Jack Skille/Jonathan Toews/Patrick Sharp
Troy Brouwer/Tomas Kopecky/Marian Hossa
Viktor Stalberg/Dave Bolland/Patrick Kane
Bryan Bickell/Jake Dowell/Fernando Pisani
When the media members saw how the Chicago Blackhawks were lining up for practice on Tuesday, we couldn’t get to our twitter (@espnchihawks) accounts fast enough.
Four new lines. Wings at center. Centers at wing. Fourth liners were first liners and so on and so forth. The sky was falling. And judging from the reaction of the hockey public, you didn’t disagree.
While very dramatic, it’s not all that unusual. By the Hawks’ own admission they have two players -- Marian Hossa and Patrick Sharp -- carrying the load and even Hossa has slowed down, not appearing on the score sheet in the last three games.
So with 10 games under their belt, five-on-five scoring slowing down and -- maybe most important -- two days to think about it, coach Joel Quenneville went a dramatic route and turned things over.
Does he do this more than most coaches? Probably not. This team allows him to do it, since not many rosters employ fourth-line players that can move up to play first line. The Hawks have used the word interchangeable regarding their forwards over the last couple years.
But was this a message sent or a chemistry experiment? The answer is probably a little bit of both.
I don’t think there is any doubt Patrick Kane would not be playing with Dave Bolland if he was off to a hot start. He hasn’t been awful but he knows he can be better than two goals, five assists, and a minus-7 rating.
“For most of us, especially myself, you want to take it upon yourself to start helping those guys [Hossa and Sharp] out,” Kane said after practice on Tuesday. “And start producing here. Enough is enough.”
It’s simple. Kane has to play better without the puck so he can have it more. When he’s had it, he’s been as good as ever.
A smaller message may have been sent to Fernando Pisani, though it might not be needed. He knows zero points and a minus-3 isn’t going to cut it, so he’ll have to earn his way off the fourth line.

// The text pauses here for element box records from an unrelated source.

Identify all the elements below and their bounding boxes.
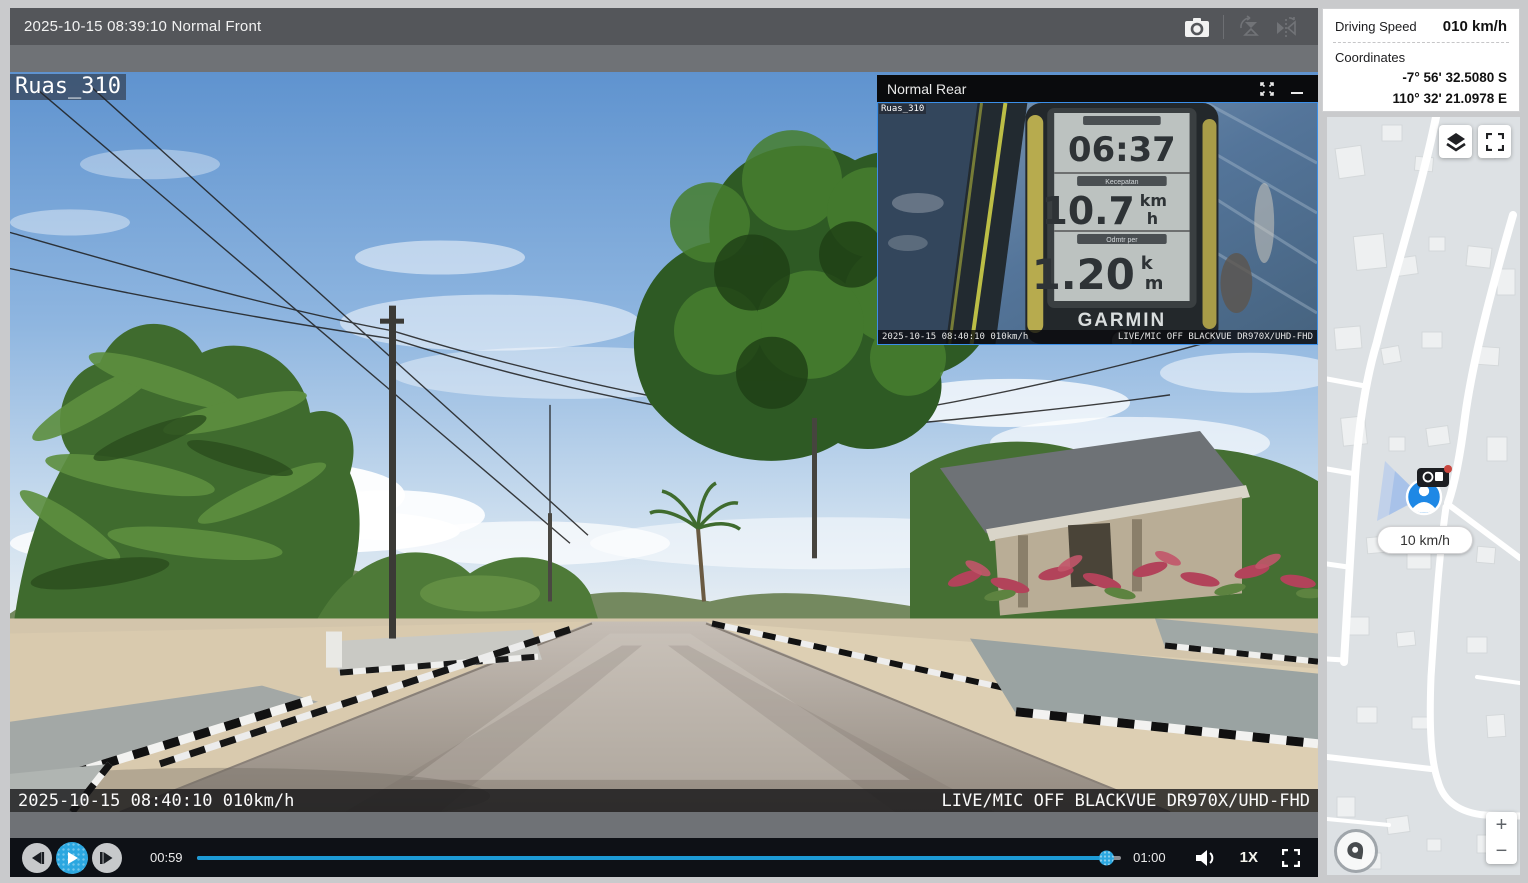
map-recenter-button[interactable] xyxy=(1334,829,1378,873)
route-label: Ruas_310 xyxy=(10,74,126,100)
snapshot-camera-button[interactable] xyxy=(1179,12,1215,42)
fullscreen-button[interactable] xyxy=(1282,849,1300,867)
map-layers-button[interactable] xyxy=(1439,125,1472,158)
next-icon xyxy=(98,850,116,866)
pip-osd-timestamp: 2025-10-15 08:40:10 010km/h xyxy=(882,332,1028,342)
total-time: 01:00 xyxy=(1133,850,1166,865)
previous-button[interactable] xyxy=(22,843,52,873)
pip-route-label: Ruas_310 xyxy=(879,104,926,114)
flip-camera-button-disabled xyxy=(1268,12,1304,42)
pip-header[interactable]: Normal Rear xyxy=(877,75,1318,102)
seek-handle[interactable] xyxy=(1099,850,1114,865)
drive-info-card: Driving Speed 010 km/h Coordinates -7° 5… xyxy=(1322,8,1520,112)
pip-expand-button[interactable] xyxy=(1256,79,1278,99)
pip-minimize-button[interactable] xyxy=(1286,79,1308,99)
seek-bar[interactable] xyxy=(197,851,1122,865)
osd-model: LIVE/MIC OFF BLACKVUE DR970X/UHD-FHD xyxy=(942,791,1310,811)
blackvue-viewer-window: 2025-10-15 08:39:10 Normal Front xyxy=(0,0,1528,883)
rotate-capture-button-disabled xyxy=(1232,12,1268,42)
driving-speed-label: Driving Speed xyxy=(1335,19,1417,34)
camera-icon xyxy=(1184,16,1210,38)
playback-rate-button[interactable]: 1X xyxy=(1240,849,1258,866)
gps-speed-unit-top: km xyxy=(1140,191,1167,210)
gps-brand: GARMIN xyxy=(1078,310,1167,331)
gps-time: 06:37 xyxy=(1068,130,1176,169)
play-button[interactable] xyxy=(56,842,88,874)
gps-speed-value: 10.7 xyxy=(1042,189,1135,233)
minimize-icon xyxy=(1290,82,1304,96)
zoom-in-button[interactable]: + xyxy=(1486,812,1517,838)
current-time: 00:59 xyxy=(150,850,183,865)
next-button[interactable] xyxy=(92,843,122,873)
speaker-icon xyxy=(1194,849,1216,867)
map-canvas xyxy=(1327,117,1520,875)
pip-osd-bar: 2025-10-15 08:40:10 010km/h LIVE/MIC OFF… xyxy=(878,330,1317,344)
gps-odo-unit-top: k xyxy=(1141,253,1154,274)
rear-camera-video[interactable]: 06:37 Kecepatan 10.7 km h Odmtr per 1.20… xyxy=(877,102,1318,345)
pip-osd-model: LIVE/MIC OFF BLACKVUE DR970X/UHD-FHD xyxy=(1118,332,1313,342)
map-fullscreen-icon xyxy=(1486,133,1504,151)
volume-button[interactable] xyxy=(1194,849,1216,867)
video-title: 2025-10-15 08:39:10 Normal Front xyxy=(10,18,261,35)
camera-badge xyxy=(1417,465,1452,487)
video-player-area: Ruas_310 2025-10-15 08:40:10 010km/h LIV… xyxy=(10,45,1318,838)
fullscreen-icon xyxy=(1282,849,1300,867)
latitude-value: -7° 56' 32.5080 S xyxy=(1323,67,1519,88)
map-fullscreen-button[interactable] xyxy=(1478,125,1511,158)
video-osd-bar: 2025-10-15 08:40:10 010km/h LIVE/MIC OFF… xyxy=(10,789,1318,812)
previous-icon xyxy=(28,850,46,866)
drop-pin-icon xyxy=(1345,840,1367,862)
expand-icon xyxy=(1259,81,1275,97)
layers-icon xyxy=(1445,131,1467,153)
map-panel[interactable]: 10 km/h + − xyxy=(1327,117,1520,875)
osd-timestamp: 2025-10-15 08:40:10 010km/h xyxy=(18,791,294,811)
zoom-out-button[interactable]: − xyxy=(1486,838,1517,864)
gps-odo-label: Odmtr per xyxy=(1106,237,1138,244)
video-title-bar: 2025-10-15 08:39:10 Normal Front xyxy=(10,8,1318,45)
pip-window: Normal Rear xyxy=(877,75,1318,345)
flip-camera-icon xyxy=(1273,14,1299,40)
gps-odo-value: 1.20 xyxy=(1032,250,1135,299)
titlebar-divider xyxy=(1223,15,1224,39)
titlebar-actions xyxy=(1179,8,1318,45)
pip-title: Normal Rear xyxy=(887,81,1248,97)
map-zoom-panel: + − xyxy=(1486,812,1517,864)
playback-controls: 00:59 01:00 1X xyxy=(10,838,1318,877)
gps-odo-unit-bottom: m xyxy=(1145,273,1164,294)
coordinates-label: Coordinates xyxy=(1323,43,1519,67)
driving-speed-value: 010 km/h xyxy=(1443,18,1507,35)
play-icon xyxy=(64,850,80,866)
seek-fill xyxy=(197,856,1107,860)
rotate-capture-icon xyxy=(1237,14,1263,40)
dashcam-rear-scene: 06:37 Kecepatan 10.7 km h Odmtr per 1.20… xyxy=(878,103,1317,344)
gps-speed-unit-bottom: h xyxy=(1147,209,1158,228)
longitude-value: 110° 32' 21.0978 E xyxy=(1323,88,1519,109)
gps-speed-label: Kecepatan xyxy=(1105,179,1138,186)
map-speed-pill: 10 km/h xyxy=(1377,526,1473,554)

“Obviously, it’s not the start that I wanted,” Pisani said. “I just have to continue to work hard and get better every day… [I need] to get more shots on net. And try to get an ugly goal there.”
On the other side, a positive message was sent to Kopecky. He’s done all that’s been asked of him and now he’ll have to play a more complete and bigger role as a center. Quenneville isn’t married to the idea of him there but said “it’s something to try.”

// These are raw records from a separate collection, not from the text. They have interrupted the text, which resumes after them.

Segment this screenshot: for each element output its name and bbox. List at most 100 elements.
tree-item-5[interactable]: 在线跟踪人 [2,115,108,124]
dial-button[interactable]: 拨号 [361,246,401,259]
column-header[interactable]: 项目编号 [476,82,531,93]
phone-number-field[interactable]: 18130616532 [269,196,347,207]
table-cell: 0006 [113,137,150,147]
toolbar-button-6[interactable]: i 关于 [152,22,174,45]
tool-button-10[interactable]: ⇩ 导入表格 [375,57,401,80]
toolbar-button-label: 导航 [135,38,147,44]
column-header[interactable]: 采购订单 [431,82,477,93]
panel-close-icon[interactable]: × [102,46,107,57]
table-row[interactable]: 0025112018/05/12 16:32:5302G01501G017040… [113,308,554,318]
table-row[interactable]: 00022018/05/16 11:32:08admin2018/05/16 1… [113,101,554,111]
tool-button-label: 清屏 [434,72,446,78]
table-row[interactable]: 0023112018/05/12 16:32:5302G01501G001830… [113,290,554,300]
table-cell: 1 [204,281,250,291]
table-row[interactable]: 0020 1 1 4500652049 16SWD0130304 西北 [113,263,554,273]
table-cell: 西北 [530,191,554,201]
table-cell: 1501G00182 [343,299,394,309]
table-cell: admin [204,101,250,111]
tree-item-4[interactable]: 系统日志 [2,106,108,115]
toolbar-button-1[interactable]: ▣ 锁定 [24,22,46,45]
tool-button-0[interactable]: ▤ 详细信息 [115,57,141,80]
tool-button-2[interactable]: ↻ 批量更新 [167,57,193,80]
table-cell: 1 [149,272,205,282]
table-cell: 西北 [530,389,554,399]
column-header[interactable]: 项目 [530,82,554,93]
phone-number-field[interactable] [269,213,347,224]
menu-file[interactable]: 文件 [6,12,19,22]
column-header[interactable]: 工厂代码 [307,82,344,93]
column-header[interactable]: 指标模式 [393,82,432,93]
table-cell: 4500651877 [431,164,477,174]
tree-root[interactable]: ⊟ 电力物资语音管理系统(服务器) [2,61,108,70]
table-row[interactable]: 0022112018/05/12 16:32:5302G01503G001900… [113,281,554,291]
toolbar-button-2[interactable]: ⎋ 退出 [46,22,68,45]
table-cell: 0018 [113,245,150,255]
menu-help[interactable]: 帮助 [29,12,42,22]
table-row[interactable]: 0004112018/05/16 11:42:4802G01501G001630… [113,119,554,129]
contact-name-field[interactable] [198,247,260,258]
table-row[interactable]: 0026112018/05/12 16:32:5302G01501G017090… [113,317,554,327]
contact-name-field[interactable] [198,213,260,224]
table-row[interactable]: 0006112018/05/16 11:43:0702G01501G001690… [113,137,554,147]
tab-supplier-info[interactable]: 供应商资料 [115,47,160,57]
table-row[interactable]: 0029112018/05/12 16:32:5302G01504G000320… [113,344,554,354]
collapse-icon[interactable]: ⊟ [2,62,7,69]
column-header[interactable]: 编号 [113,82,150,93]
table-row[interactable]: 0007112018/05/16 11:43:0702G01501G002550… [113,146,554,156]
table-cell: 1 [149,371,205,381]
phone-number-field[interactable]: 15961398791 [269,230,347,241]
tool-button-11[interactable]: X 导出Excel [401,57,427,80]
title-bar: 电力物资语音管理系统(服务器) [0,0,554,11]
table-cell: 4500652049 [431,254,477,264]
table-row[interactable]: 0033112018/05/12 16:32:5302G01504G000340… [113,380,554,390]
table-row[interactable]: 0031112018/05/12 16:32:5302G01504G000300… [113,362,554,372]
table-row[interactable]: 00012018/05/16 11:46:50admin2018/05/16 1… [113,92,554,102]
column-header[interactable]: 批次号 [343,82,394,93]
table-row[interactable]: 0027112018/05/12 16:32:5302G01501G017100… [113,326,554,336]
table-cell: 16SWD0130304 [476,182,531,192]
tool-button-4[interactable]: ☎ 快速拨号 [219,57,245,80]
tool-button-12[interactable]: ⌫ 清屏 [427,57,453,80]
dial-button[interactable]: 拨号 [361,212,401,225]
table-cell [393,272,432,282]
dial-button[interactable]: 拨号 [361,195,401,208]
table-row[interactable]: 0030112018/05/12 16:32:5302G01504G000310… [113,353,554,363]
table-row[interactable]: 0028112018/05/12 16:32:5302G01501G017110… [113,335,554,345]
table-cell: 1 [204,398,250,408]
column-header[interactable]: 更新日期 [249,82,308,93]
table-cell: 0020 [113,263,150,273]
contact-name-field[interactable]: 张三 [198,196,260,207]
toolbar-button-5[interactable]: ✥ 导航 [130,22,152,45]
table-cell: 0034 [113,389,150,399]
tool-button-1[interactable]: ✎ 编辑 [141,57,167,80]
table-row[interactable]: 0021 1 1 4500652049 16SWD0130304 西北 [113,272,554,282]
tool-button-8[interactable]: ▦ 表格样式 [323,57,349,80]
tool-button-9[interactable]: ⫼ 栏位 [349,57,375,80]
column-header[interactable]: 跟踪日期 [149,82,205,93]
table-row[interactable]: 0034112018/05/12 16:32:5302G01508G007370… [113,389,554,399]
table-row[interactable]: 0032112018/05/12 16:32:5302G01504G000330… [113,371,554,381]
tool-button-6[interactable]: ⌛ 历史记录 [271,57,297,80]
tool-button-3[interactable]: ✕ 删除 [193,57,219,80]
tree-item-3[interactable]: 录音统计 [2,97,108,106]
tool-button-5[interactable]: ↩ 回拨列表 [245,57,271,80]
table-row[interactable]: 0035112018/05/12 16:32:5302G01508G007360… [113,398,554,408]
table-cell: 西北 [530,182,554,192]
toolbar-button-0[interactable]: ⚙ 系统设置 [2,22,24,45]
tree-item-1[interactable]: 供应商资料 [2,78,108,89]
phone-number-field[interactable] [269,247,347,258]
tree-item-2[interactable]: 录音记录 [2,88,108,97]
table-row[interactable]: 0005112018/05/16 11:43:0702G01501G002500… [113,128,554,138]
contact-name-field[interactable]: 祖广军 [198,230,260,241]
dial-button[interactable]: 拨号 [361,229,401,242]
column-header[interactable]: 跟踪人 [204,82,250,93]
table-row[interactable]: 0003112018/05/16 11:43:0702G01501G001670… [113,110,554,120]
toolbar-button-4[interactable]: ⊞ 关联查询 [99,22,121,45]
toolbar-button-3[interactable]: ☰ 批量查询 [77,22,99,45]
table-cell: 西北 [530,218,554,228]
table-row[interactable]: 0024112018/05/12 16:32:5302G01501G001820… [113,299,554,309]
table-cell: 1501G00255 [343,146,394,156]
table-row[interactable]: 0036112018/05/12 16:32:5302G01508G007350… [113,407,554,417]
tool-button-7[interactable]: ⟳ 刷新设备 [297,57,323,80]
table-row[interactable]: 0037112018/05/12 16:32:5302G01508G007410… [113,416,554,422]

Skille moving up with Sharp and Toews seems more like the chemistry experiment part of the equation. Skille has been fine but does he deserve top-line minutes over Stalberg or Kane? This is where the balance comes in. Again, something to try.
Bottom line, it’s doubtful Kopecky will play the next 72 games at center. It’s also doubtful Skille will play with Toews and Sharp for that long, but strange combinations sometimes make for the best lines. Two seasons ago, who thought Marty Havlat, Dave Bolland, and Andrew Ladd would turn out to be arguably the Hawks best line? Not a Toews or Kane to be found there. And last season, I had huge doubts when Kris Vertseeg was teamed up with Bolland and Ladd but that worked out as well.
The best and most important part of these new lines -- for now -- is Sharp’s landing at wing instead of center. He played most of Saturday’s game against Columbus there and scored his eighth goal of the season. It simply frees him up and conserves his energy for offense. And with the way he’s finishing scoring chances, that can’t be a bad thing.
Is Quenneville a mad scientist or just mad? Tune in Wednesday night when the Los Angeles Kings pay a visit and we’ll all start to figure out the answer.